Moments after we have laid socialism-slayer Milton Friedman to rest, this durable old economic philosophy popped up twice in a weird coincidence.
  1. Hugo Chavez, the wildly popular leader of Venezuela, executed an even harder left turn and started nationalizing key sectors of his economy. His example is rippling across South America as a repudiation of capitalists' naive presumption that showing poor people data tables and charts about how they are better off than they would be even with a tiny few becoming obscenely rich. Look, I agree the arithmetic is correct, but the marketing is not working. A vastly scaled down version of this revolt on inequality could be building here.

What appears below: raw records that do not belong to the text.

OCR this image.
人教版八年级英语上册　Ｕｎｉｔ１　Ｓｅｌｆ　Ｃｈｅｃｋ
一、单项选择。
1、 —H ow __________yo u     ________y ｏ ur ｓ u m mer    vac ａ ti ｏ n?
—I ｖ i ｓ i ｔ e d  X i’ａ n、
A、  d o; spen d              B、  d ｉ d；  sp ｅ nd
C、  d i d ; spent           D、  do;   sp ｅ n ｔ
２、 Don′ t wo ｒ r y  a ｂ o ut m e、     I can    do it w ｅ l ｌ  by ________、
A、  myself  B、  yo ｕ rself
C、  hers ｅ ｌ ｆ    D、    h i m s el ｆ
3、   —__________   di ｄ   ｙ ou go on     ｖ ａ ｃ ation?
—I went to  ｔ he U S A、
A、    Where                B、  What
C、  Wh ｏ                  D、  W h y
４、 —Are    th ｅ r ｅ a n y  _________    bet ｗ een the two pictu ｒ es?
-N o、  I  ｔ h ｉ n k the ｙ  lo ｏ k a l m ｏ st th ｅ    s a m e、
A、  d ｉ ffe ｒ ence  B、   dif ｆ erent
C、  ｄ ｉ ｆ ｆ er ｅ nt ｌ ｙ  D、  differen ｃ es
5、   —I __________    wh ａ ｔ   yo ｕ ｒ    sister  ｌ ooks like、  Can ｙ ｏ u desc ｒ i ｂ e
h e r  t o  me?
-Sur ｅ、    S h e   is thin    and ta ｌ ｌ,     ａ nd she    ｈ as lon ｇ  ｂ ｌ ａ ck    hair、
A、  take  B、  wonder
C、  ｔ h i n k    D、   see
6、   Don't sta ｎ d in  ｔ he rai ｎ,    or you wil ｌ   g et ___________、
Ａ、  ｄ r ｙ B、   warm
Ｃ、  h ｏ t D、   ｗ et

  2. Even weirder, while in Washington DC yesterday I was walking by Union Station about 5:30 PM. when I heard a choir of really good voices singing in a plaza. This choir director could not resist and I stood transfixed for several minutes as a group of about 25 young people made some gorgeous music in open air - always a tough venue. The punch line: They were part of the Worldwide LaRouche Youth Movement. [I thought that dude was in jail, actually] An earnest young disciple approached me with the inevitable literature, and "engaged me in dialogue" I listened patiently - I had accepted the free concert - and tried to leave by telling him I was simply a choir director who loved good choral music, and I complimented (sincerely) the singers. He began to walk with me explaining how a choir was a good way to show the power of their socialist ideas. I stopped and looked him in the eye and said, "Look - a good socialist choir is a wonderful thing. The real trick is to form good libertarian choir." He turned and left me.

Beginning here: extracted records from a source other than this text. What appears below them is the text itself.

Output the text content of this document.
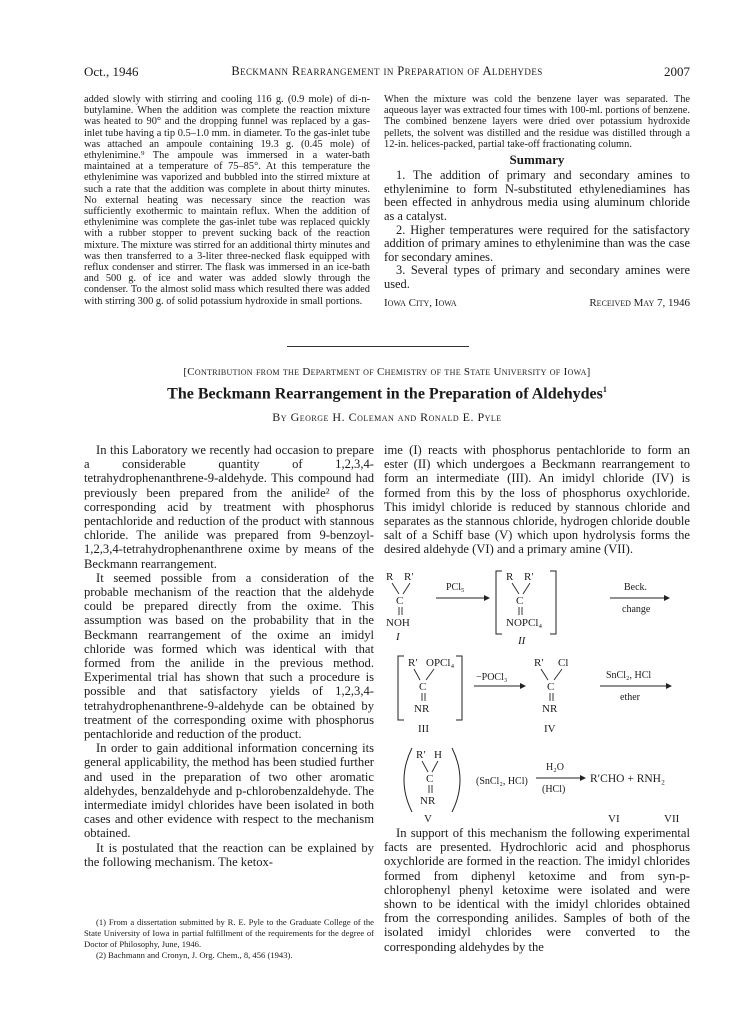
Oct., 1946	Beckmann Rearrangement in Preparation of Aldehydes	2007

added slowly with stirring and cooling 116 g. (0.9 mole) of di-n-butylamine. When the addition was complete the reaction mixture was heated to 90° and the dropping funnel was replaced by a gas-inlet tube having a tip 0.5–1.0 mm. in diameter. To the gas-inlet tube was attached an ampoule containing 19.3 g. (0.45 mole) of ethylenimine.⁹ The ampoule was immersed in a water-bath maintained at a temperature of 75–85°. At this temperature the ethylenimine was vaporized and bubbled into the stirred mixture at such a rate that the addition was complete in about thirty minutes. No external heating was necessary since the reaction was sufficiently exothermic to maintain reflux. When the addition of ethylenimine was complete the gas-inlet tube was replaced quickly with a rubber stopper to prevent sucking back of the reaction mixture. The mixture was stirred for an additional thirty minutes and was then transferred to a 3-liter three-necked flask equipped with reflux condenser and stirrer. The flask was immersed in an ice-bath and 500 g. of ice and water was added slowly through the condenser. To the almost solid mass which resulted there was added with stirring 300 g. of solid potassium hydroxide in small portions.

When the mixture was cold the benzene layer was separated. The aqueous layer was extracted four times with 100-ml. portions of benzene. The combined benzene layers were dried over potassium hydroxide pellets, the solvent was distilled and the residue was distilled through a 12-in. helices-packed, partial take-off fractionating column.

Summary

1. The addition of primary and secondary amines to ethylenimine to form N-substituted ethylenediamines has been effected in anhydrous media using aluminum chloride as a catalyst.

2. Higher temperatures were required for the satisfactory addition of primary amines to ethylenimine than was the case for secondary amines.

3. Several types of primary and secondary amines were used.

Iowa City, Iowa	Received May 7, 1946

[Contribution from the Department of Chemistry of the State University of Iowa]
The Beckmann Rearrangement in the Preparation of Aldehydes$^1$
By George H. Coleman and Ronald E. Pyle

In this Laboratory we recently had occasion to prepare a considerable quantity of 1,2,3,4-tetrahydrophenanthrene-9-aldehyde. This compound had previously been prepared from the anilide² of the corresponding acid by treatment with phosphorus pentachloride and reduction of the product with stannous chloride. The anilide was prepared from 9-benzoyl-1,2,3,4-tetrahydrophenanthrene oxime by means of the Beckmann rearrangement.

It seemed possible from a consideration of the probable mechanism of the reaction that the aldehyde could be prepared directly from the oxime. This assumption was based on the probability that in the Beckmann rearrangement of the oxime an imidyl chloride was formed which was identical with that formed from the anilide in the previous method. Experimental trial has shown that such a procedure is possible and that satisfactory yields of 1,2,3,4-tetrahydrophenanthrene-9-aldehyde can be obtained by treatment of the corresponding oxime with phosphorus pentachloride and reduction of the product.

In order to gain additional information concerning its general applicability, the method has been studied further and used in the preparation of two other aromatic aldehydes, benzaldehyde and p-chlorobenzaldehyde. The intermediate imidyl chlorides have been isolated in both cases and other evidence with respect to the mechanism obtained.

It is postulated that the reaction can be explained by the following mechanism. The ketox-

(1) From a dissertation submitted by R. E. Pyle to the Graduate College of the State University of Iowa in partial fulfillment of the requirements for the degree of Doctor of Philosophy, June, 1946.

(2) Bachmann and Cronyn, J. Org. Chem., 8, 456 (1943).

ime (I) reacts with phosphorus pentachloride to form an ester (II) which undergoes a Beckmann rearrangement to form an intermediate (III). An imidyl chloride (IV) is formed from this by the loss of phosphorus oxychloride. This imidyl chloride is reduced by stannous chloride and separates as the stannous chloride, hydrogen chloride double salt of a Schiff base (V) which upon hydrolysis forms the desired aldehyde (VI) and a primary amine (VII).

R R′
C
NOH
I
PCl₅
R R′
C
NOPCl₄
II
Beck.
change
R′ OPCl₄
C
NR
III
−POCl₃
R′ Cl
C
NR
IV
SnCl₂, HCl
ether
R′ H
C
NR
V
(SnCl₂, HCl)
H₂O
(HCl)
R′CHO + RNH₂
VI	VII

In support of this mechanism the following experimental facts are presented. Hydrochloric acid and phosphorus oxychloride are formed in the reaction. The imidyl chlorides formed from diphenyl ketoxime and from syn-p-chlorophenyl phenyl ketoxime were isolated and were shown to be identical with the imidyl chlorides obtained from the corresponding anilides. Samples of both of the isolated imidyl chlorides were converted to the corresponding aldehydes by the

If socialism is making a modest comeback, one reason could be the immodesty of those who have lifted the world economy to unparalleled prosperity. There is considerable debate today about whether income inequality is increasing, but general agreement that it exists and is widely publicized to promote consumer spending (Here's what rich people buy!). There may be nothing academically wrong with wild disparity of incomes and assets, but jeez - it sure irritates the have-nots.

Wait - don't we count Venezuela as a "safe" place to source oil?

Draw your own conclusion...

Make note of your reaction to this clip of Honda's Asimo robot "running". Also notice (and if you desire, add to) the comments section on YouTube. I found the demonstration fascinating and mildly unsettling. We are farther along this path that I ever imagined.